Now, pastor Shawn Critser will pay $250 for a license to hold the weekly Wednesday-morning event through May, before renewal is required. The market, which began in late November, is 35 vendors strong with room to grow to as many as 56 in its parking lot at the corner of Connecticut Street and Estero Boulevard. Vendors pay $40 per event to rent a slot – money which goes toward the church’s mission work. The sales of goods stay with the vendors.
“It’s taking on popularity, which is good,” said Ayita Williams, the town’s permit coordinator.
Critser had approached the council Jan. 4 with an after-the-fact request for a permit. The matter was not on the agenda, and not only was he told he’d need to apply in the proper manner but that he must in the meantime shut the market down.
Mayor Anita Cereceda also told him the event is in a “quiet zone” part of the island’s middle and that she had no intention of supporting it.
She later changed her mind.
“I called and apologized to pastor Shawn,” Cereceda said. “My comments were a little rough on this.”
Critser, who not only didn’t shut down the market during the waiting period but installed large banners promoting it, said he felt his church was exempt of the permit process.
“I should need one, but I want one,” he said. “I don’t want people to think I’m trying to hide behind religiosity or some sort of exemption.”
Had Critser not received the permit, he would have been facing a magistrate today with possible fines to follow.
The permit will include restrictions on alcohol sales and growth beyond the submitted site plan. The council also suggested the church plant bushes along Connecticut Street to create a buffer.

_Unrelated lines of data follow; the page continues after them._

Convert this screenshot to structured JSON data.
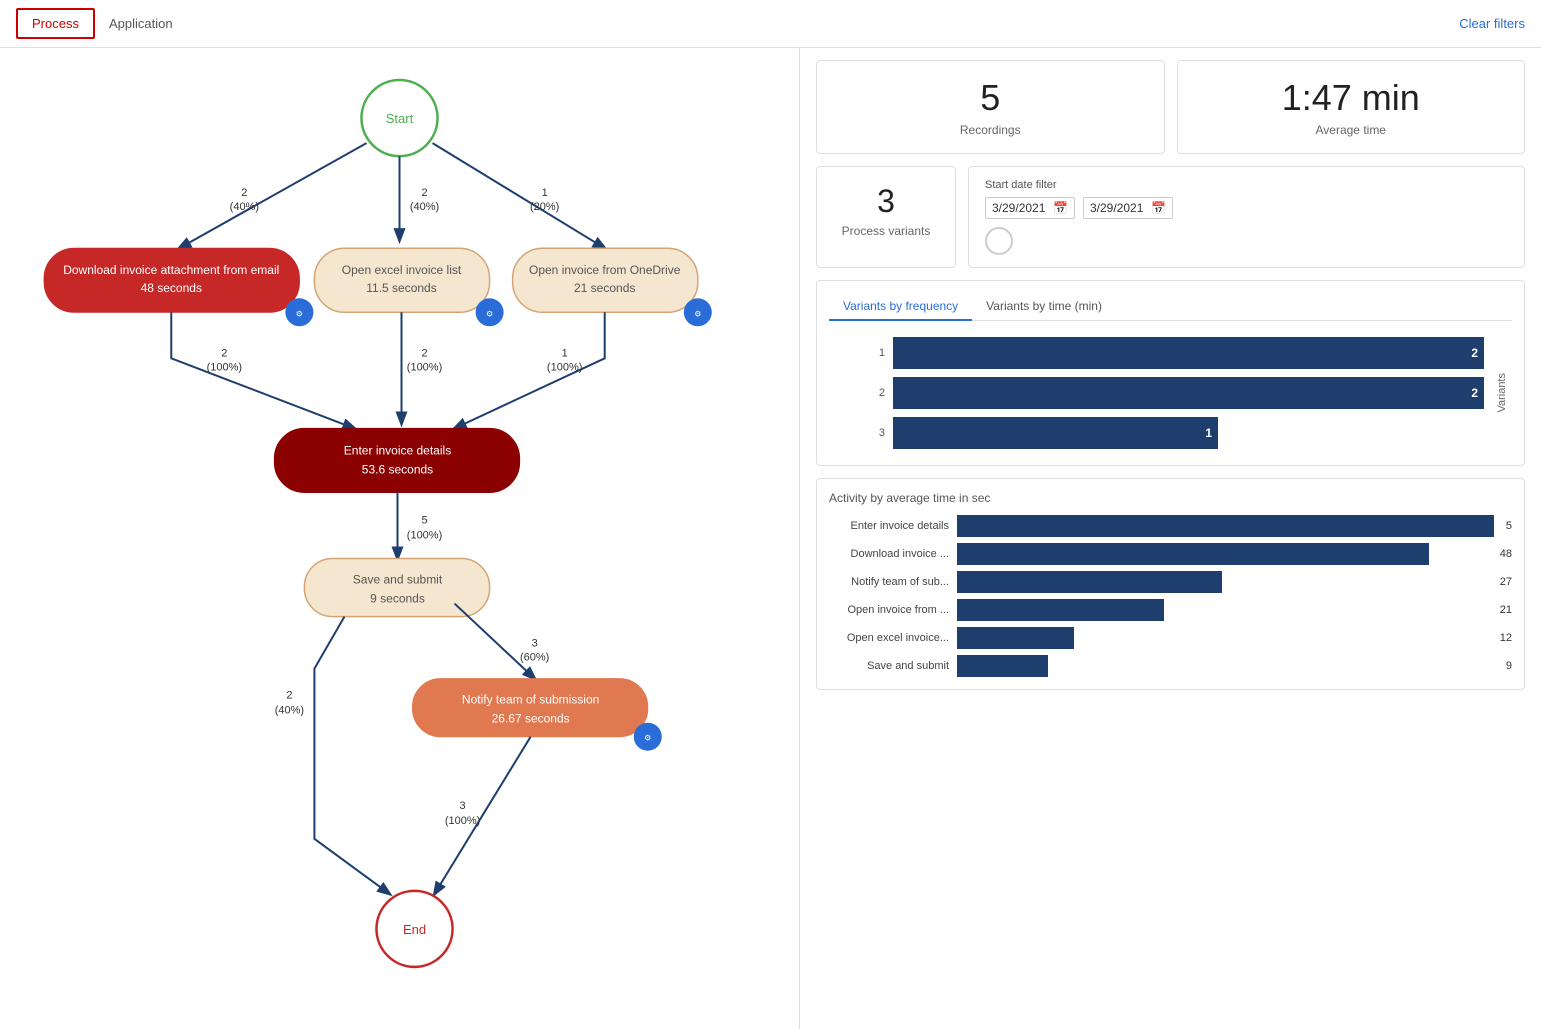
{
  "header": {
    "process_tab": "Process",
    "application_tab": "Application",
    "clear_filters": "Clear filters"
  },
  "stats": {
    "recordings_value": "5",
    "recordings_label": "Recordings",
    "avg_time_value": "1:47 min",
    "avg_time_label": "Average time",
    "variants_value": "3",
    "variants_label": "Process variants"
  },
  "date_filter": {
    "label": "Start date filter",
    "from": "3/29/2021",
    "to": "3/29/2021"
  },
  "chart_tabs": {
    "freq_label": "Variants by frequency",
    "time_label": "Variants by time (min)"
  },
  "variants_chart": {
    "y_label": "Variants",
    "bars": [
      {
        "variant": "1",
        "value": 2,
        "max": 2
      },
      {
        "variant": "2",
        "value": 2,
        "max": 2
      },
      {
        "variant": "3",
        "value": 1,
        "max": 2
      }
    ]
  },
  "activity_chart": {
    "title": "Activity by average time in sec",
    "bars": [
      {
        "label": "Enter invoice details",
        "value": 54,
        "display": "5",
        "width_pct": 100
      },
      {
        "label": "Download invoice ...",
        "value": 48,
        "display": "48",
        "width_pct": 89
      },
      {
        "label": "Notify team of sub...",
        "value": 27,
        "display": "27",
        "width_pct": 50
      },
      {
        "label": "Open invoice from ...",
        "value": 21,
        "display": "21",
        "width_pct": 39
      },
      {
        "label": "Open excel invoice...",
        "value": 12,
        "display": "12",
        "width_pct": 22
      },
      {
        "label": "Save and submit",
        "value": 9,
        "display": "9",
        "width_pct": 17
      }
    ]
  },
  "flow": {
    "start_label": "Start",
    "end_label": "End",
    "nodes": [
      {
        "id": "download",
        "label": "Download invoice attachment from email",
        "sublabel": "48 seconds",
        "type": "red"
      },
      {
        "id": "excel",
        "label": "Open excel invoice list",
        "sublabel": "11.5 seconds",
        "type": "beige"
      },
      {
        "id": "onedrive",
        "label": "Open invoice from OneDrive",
        "sublabel": "21 seconds",
        "type": "beige"
      },
      {
        "id": "enter",
        "label": "Enter invoice details",
        "sublabel": "53.6 seconds",
        "type": "dark-red"
      },
      {
        "id": "save",
        "label": "Save and submit",
        "sublabel": "9 seconds",
        "type": "beige"
      },
      {
        "id": "notify",
        "label": "Notify team of submission",
        "sublabel": "26.67 seconds",
        "type": "salmon"
      }
    ],
    "edges": [
      {
        "from": "start",
        "to": "download",
        "count": "2",
        "pct": "(40%)"
      },
      {
        "from": "start",
        "to": "excel",
        "count": "2",
        "pct": "(40%)"
      },
      {
        "from": "start",
        "to": "onedrive",
        "count": "1",
        "pct": "(20%)"
      },
      {
        "from": "download",
        "to": "enter",
        "count": "2",
        "pct": "(100%)"
      },
      {
        "from": "excel",
        "to": "enter",
        "count": "2",
        "pct": "(100%)"
      },
      {
        "from": "onedrive",
        "to": "enter",
        "count": "1",
        "pct": "(100%)"
      },
      {
        "from": "enter",
        "to": "save",
        "count": "5",
        "pct": "(100%)"
      },
      {
        "from": "save",
        "to": "notify",
        "count": "3",
        "pct": "(60%)"
      },
      {
        "from": "save",
        "to": "end",
        "count": "2",
        "pct": "(40%)"
      },
      {
        "from": "notify",
        "to": "end",
        "count": "3",
        "pct": "(100%)"
      }
    ]
  }
}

Several church members who spoke told of the importance the church serves for a village in Guatemala, where it provides mission work.
“If you saw how they lived, it would wrench your heart,” said Forrest Crister, the pastor’s father, who said he had served on mission trips to the Central American third-world country.
Also, a neighbor told the council he has experienced no noise or traffic problems with the church, noting that what the Mound House creates in traffic at the end of the street is more of a nuisance.
The council’s vote was unanimous in favor of the permit.
“It’s all good,” said Critser. “I think they recognize what we’re trying to do and find it acceptable. This was a good team effort tonight.”